Quos sex distinximus gradus
Sku: 54600D0L060
Archival Number: A546
Author: Lonergan, B.
Language(s): Latin
Decade: 1960
Open 54600D0L060.pdf

Description:
5 handwritten schematic pp., dated Feb. 22. from spring 1963 course De Methodo Theologiae. Variations on the theme of moving from implicit to explicit, etc.


Database and descriptions © Copyright 2017 by Robert M. Doran

Transcription:

54600D0L040 – February 22, 1963

 

[Again, not an exact transcription but almost one, with a few things left undetermined -- RD]

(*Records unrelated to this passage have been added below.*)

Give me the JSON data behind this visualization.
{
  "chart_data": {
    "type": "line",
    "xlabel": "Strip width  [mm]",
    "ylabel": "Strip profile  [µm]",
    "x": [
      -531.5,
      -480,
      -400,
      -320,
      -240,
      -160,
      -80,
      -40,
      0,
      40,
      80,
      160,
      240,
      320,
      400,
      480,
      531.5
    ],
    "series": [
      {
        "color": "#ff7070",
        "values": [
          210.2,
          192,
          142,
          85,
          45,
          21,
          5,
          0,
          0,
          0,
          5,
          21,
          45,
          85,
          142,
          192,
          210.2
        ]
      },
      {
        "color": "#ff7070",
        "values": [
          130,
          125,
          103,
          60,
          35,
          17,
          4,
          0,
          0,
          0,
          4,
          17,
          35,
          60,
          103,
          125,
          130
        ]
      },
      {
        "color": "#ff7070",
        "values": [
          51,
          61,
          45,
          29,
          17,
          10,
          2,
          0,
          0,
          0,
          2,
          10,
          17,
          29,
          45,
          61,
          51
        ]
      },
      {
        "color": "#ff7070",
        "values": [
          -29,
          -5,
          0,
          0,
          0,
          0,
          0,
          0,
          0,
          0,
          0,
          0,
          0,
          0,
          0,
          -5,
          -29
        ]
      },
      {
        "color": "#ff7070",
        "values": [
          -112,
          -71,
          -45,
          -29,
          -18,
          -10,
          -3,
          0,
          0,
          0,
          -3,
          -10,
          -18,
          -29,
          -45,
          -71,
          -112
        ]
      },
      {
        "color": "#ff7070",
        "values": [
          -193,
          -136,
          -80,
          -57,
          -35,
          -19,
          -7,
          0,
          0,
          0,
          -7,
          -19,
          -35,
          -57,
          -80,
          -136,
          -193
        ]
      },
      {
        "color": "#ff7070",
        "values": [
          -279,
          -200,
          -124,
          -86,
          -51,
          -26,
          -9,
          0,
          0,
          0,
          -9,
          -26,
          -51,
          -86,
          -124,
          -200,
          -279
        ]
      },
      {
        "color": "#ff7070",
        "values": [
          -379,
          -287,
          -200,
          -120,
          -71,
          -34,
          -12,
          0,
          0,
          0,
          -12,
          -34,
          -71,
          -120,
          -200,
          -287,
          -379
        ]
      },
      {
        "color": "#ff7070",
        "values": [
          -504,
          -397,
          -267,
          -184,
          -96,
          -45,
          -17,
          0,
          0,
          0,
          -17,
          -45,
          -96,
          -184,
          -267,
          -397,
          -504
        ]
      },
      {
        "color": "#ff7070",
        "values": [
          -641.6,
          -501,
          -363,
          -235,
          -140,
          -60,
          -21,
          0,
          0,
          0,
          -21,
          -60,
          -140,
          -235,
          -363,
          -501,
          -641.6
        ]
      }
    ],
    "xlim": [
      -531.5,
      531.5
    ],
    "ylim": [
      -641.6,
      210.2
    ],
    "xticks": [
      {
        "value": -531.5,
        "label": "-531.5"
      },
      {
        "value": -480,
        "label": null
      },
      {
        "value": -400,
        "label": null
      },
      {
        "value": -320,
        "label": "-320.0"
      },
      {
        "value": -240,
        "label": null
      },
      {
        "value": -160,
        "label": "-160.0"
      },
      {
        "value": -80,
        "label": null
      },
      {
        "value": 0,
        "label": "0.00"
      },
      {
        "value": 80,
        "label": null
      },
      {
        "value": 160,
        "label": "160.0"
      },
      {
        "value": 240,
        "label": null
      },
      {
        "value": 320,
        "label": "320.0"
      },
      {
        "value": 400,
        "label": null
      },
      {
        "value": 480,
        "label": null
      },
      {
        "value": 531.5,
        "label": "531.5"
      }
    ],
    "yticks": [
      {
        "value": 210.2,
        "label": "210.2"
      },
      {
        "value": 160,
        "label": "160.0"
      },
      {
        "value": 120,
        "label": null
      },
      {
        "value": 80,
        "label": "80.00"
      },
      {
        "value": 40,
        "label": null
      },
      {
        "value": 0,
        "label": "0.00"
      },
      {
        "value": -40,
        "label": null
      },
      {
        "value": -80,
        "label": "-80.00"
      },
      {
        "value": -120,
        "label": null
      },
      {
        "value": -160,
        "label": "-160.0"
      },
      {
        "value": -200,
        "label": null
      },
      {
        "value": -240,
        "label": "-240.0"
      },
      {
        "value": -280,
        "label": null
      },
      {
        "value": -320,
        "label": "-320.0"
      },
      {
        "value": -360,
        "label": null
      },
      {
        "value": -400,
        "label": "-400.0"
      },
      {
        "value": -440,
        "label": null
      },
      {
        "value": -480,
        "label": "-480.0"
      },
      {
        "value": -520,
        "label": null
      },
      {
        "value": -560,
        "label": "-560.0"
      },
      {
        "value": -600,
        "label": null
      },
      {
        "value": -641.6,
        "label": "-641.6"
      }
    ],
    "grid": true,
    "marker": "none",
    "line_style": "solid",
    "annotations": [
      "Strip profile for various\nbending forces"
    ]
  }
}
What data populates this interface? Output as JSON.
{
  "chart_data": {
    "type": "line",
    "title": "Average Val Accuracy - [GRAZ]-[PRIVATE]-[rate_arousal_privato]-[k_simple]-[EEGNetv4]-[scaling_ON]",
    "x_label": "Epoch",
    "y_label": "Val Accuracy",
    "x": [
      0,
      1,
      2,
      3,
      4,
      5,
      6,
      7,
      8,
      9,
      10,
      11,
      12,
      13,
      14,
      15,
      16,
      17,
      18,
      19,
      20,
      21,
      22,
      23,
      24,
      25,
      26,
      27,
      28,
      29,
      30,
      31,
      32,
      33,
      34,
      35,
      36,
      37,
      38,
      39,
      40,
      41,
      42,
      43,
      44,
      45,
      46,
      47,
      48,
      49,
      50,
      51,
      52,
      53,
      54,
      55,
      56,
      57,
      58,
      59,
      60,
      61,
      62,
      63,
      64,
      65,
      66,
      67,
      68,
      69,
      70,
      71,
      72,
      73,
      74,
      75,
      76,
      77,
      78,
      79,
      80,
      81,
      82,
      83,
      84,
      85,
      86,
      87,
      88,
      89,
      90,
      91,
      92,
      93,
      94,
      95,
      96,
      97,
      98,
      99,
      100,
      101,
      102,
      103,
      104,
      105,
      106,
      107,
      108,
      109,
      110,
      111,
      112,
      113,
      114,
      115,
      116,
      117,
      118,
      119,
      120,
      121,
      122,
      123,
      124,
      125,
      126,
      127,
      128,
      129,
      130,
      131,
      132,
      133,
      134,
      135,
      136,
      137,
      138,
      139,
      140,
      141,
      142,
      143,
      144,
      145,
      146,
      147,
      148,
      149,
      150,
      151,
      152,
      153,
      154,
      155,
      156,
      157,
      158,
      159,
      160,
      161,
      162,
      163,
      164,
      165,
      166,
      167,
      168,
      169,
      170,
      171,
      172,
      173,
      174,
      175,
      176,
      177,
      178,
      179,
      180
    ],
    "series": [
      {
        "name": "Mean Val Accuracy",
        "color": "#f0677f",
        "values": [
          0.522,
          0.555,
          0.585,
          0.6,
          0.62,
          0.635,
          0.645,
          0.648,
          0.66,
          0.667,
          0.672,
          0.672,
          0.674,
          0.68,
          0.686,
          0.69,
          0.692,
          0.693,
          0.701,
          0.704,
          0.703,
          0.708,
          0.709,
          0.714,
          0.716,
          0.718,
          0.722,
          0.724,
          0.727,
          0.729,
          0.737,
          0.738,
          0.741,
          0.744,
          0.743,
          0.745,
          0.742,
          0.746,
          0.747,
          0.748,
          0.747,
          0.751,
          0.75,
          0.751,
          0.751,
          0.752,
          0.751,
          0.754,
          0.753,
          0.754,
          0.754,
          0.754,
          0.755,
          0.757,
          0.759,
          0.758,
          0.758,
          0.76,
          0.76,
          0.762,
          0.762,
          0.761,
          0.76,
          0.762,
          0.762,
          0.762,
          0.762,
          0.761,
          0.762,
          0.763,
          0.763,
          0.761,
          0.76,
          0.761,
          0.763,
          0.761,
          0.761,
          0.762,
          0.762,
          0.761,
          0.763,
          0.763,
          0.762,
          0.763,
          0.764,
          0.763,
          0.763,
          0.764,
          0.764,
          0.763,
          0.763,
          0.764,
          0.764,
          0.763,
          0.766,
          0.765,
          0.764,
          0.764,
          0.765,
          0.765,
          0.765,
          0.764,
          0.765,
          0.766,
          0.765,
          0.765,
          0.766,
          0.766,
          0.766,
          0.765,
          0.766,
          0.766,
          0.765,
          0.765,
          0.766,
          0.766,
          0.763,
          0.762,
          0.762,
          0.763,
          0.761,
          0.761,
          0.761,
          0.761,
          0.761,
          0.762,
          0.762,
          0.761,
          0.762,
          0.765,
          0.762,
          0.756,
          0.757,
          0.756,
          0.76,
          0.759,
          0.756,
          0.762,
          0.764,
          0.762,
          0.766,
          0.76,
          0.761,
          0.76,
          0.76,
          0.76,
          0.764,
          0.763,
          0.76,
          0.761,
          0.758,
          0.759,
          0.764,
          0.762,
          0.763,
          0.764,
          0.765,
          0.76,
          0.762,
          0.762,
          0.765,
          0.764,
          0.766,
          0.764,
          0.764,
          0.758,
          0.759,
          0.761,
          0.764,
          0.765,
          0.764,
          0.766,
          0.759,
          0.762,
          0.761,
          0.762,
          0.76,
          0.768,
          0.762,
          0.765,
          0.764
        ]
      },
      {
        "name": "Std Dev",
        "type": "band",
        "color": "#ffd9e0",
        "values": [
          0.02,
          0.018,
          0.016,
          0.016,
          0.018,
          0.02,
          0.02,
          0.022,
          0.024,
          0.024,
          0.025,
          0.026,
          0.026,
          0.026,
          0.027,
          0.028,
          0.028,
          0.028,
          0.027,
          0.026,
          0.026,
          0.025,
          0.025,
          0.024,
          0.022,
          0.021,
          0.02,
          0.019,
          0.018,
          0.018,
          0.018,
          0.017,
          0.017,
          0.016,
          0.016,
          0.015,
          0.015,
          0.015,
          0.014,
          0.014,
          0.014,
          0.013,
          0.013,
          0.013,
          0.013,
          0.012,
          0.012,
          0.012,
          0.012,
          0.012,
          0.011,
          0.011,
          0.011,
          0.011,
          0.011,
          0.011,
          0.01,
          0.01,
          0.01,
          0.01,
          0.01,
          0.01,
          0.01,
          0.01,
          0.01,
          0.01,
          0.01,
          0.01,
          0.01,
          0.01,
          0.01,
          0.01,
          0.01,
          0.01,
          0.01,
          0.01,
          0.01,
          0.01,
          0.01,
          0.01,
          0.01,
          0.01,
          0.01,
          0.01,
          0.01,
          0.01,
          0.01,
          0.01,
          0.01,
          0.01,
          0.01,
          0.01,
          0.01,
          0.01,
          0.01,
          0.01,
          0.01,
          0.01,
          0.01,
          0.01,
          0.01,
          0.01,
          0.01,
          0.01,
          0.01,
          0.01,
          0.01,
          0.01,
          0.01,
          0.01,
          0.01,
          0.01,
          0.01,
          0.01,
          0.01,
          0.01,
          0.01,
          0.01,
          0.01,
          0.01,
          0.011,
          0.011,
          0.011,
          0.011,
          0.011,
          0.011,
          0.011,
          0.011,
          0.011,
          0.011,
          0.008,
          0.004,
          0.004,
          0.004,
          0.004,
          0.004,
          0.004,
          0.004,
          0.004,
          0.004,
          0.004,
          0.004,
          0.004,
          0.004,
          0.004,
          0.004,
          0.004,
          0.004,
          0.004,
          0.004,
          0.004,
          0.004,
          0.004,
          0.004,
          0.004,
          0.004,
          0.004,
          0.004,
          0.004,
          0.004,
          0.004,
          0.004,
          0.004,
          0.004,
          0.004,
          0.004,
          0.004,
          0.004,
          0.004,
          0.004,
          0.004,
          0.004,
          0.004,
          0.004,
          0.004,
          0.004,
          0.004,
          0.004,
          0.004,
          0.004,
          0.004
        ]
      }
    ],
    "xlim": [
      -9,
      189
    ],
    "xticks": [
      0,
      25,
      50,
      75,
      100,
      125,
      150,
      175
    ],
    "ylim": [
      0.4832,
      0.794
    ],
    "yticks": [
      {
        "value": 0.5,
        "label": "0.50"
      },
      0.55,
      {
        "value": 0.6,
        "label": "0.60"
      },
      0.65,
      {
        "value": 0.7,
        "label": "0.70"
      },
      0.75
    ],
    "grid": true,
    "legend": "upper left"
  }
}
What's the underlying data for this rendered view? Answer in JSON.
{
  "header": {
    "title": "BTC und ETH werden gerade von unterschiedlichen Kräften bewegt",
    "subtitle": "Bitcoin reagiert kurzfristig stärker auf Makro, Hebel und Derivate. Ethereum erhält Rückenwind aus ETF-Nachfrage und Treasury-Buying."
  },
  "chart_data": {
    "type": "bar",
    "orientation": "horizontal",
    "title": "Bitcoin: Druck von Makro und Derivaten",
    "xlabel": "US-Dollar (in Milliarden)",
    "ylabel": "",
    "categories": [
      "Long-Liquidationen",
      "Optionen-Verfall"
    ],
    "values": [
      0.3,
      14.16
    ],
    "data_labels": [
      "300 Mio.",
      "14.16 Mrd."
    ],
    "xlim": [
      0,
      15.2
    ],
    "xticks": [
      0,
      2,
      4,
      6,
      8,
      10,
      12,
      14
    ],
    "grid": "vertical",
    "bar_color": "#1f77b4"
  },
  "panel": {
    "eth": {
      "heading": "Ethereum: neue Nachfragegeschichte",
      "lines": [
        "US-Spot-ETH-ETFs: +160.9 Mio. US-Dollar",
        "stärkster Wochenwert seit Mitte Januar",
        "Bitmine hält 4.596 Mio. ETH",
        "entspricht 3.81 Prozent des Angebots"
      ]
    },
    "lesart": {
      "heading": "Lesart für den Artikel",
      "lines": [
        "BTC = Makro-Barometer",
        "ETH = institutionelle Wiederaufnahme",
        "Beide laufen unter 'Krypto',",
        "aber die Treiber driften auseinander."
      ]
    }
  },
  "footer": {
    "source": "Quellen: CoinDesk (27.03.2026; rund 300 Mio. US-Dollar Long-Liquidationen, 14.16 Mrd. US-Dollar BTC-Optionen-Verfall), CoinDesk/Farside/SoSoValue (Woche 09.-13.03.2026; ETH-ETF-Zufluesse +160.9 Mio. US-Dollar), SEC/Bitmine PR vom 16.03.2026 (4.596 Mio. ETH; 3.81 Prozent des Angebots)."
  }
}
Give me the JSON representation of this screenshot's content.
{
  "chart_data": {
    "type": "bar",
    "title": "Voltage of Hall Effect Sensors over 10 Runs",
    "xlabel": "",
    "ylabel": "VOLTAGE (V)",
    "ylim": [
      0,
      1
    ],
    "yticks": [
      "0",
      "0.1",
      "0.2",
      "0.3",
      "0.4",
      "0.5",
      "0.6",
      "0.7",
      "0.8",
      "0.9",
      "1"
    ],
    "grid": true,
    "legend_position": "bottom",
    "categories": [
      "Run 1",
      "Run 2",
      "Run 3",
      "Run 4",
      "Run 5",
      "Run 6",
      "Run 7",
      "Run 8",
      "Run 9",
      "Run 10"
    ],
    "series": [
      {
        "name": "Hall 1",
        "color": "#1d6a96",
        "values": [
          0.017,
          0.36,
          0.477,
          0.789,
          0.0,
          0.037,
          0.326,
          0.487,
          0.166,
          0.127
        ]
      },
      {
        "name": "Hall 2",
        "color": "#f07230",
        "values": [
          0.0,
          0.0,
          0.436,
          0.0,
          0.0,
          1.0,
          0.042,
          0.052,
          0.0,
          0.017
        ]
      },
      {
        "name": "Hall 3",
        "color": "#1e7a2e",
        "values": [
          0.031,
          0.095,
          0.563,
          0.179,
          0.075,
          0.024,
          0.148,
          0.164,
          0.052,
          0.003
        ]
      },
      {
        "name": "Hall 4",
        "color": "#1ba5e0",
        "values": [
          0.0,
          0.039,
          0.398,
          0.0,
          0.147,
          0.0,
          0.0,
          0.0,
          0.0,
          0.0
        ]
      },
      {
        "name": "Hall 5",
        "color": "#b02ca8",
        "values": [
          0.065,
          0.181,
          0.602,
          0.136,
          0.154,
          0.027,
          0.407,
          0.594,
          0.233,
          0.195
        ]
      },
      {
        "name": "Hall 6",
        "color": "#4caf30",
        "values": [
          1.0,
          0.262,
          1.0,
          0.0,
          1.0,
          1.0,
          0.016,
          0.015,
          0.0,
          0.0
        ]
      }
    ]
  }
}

Regarding the six steps that we distinguished [in 54500D0L060], A is to B and C is to D as the implicit is to the explicit, actus exercitus to actus signatus, the vécu to the thématique, verstehen to erklären, the existentiell to the existential, life to theory, experience to experiments, the practical-dramatic subject to the theoretical subject, the perceivable world to the intelligible world. E (historians) combine A and C into a history of religion, of culture, of economic life, etc. They combine B and D into a history of doctrine. And they combine A and C, B and D into the total movement. And with F we encounter a crisis with regard to the first history, the second history, and the third. Again, we have here a heuristic structure, telling us what is to be expected and anticipating a differentiation of methods. The a posteriori in this structure is from the fact of investigations, and these lead to the improvement of methods over the course of time. All this work becomes an a priori in relation to subsequent investigations.

 

What is investigated? Meaning. (1) The formal element is the ‘intentional’: ‘meaning’ corresponding to what is intended, to the very intending itself, and to the ones who intend: both sense and intellect both apprehending and desiring. (2) There is meaning as undifferentiated, total, superdetermined. Undifferentiated: distinctions are lacking between (a) sacred and profane – everything sacred is profaned and everything profane is sacralized; (b) the individual and the community – the individual does not think, judge, choose, act except as part of the community and within traditional structures; (c) the dramatic-practical and the theoretical – a theoretical interest is minimal, but myth and magic satisfy it in the dramatic and practical realms. Total: because distinctions are lacking there is a tendency to the whole, to everything, to being. Superdetermined: meaning is not restricted to one determinate meaning; thus it signifies this determinate thing in such a way that it also and simultaneously signifies a second and a third. (3) This indeterminate meaning occupied the whole life of man increasingly as we go back to the origins. Still, it is not eliminated in times of great culture and civilization either in the multitude or even in the educated. It can be overlooked, as in rationalism, but then it is just devalorizaed, not eliminated. M. Eliade, Images and Symbols. ‘Paradise Lost’ has degenerated into South Pacific, and the goddesses Artemis, Aphrodite, and Athena into movie stars. (4) The character of this undifferentiated meaning: symbolic (Durand), intersubjective (Scheler; Freud-Jung-
Binswanger-Cruchon); incarnate (Marcel, Olier); artistic (Langer, Huyghe).

 

Regarding the symbolic as in Durand, there exist dominant reflexes – equilibrium, swallowing, mating – to which there are associated images, affects, values, and to which almost everything gets associated by likeness and analogy. St George and the dragon: St George represents all the good elements: light, erect position, sitting on the horse, armed, master of himself and of the horse; he does not fear, he is ‘dexter et habilis’; he proceeds against evil. The dragon represents all the objects of fear, horror, repulsion, contempt. Jonah and the whale: Jonah descends, is swallowed, but emerges none the worse after three days and three nights. The whale again is a monster, but is euphemized. Tao, Tree, Swastika [other examples of symbols?]

 

Intersubjective: While Aquinas speaks of how the hand spontaneously moves to protect the head, Lonergan found the same reaction in himself with regard to another. When he was walking up to the Borghese gardens, a mother and her small child were coming down; the child began to fall, and automatically, L reached out. There exists a level of experience where ‘I’ and ‘you’ have not yet been distinguished. The laughter of others makes us laugh; weeping makes us sad; horror makes us fearful.

 

Two headings are left without comment: the incarnate, and combinations.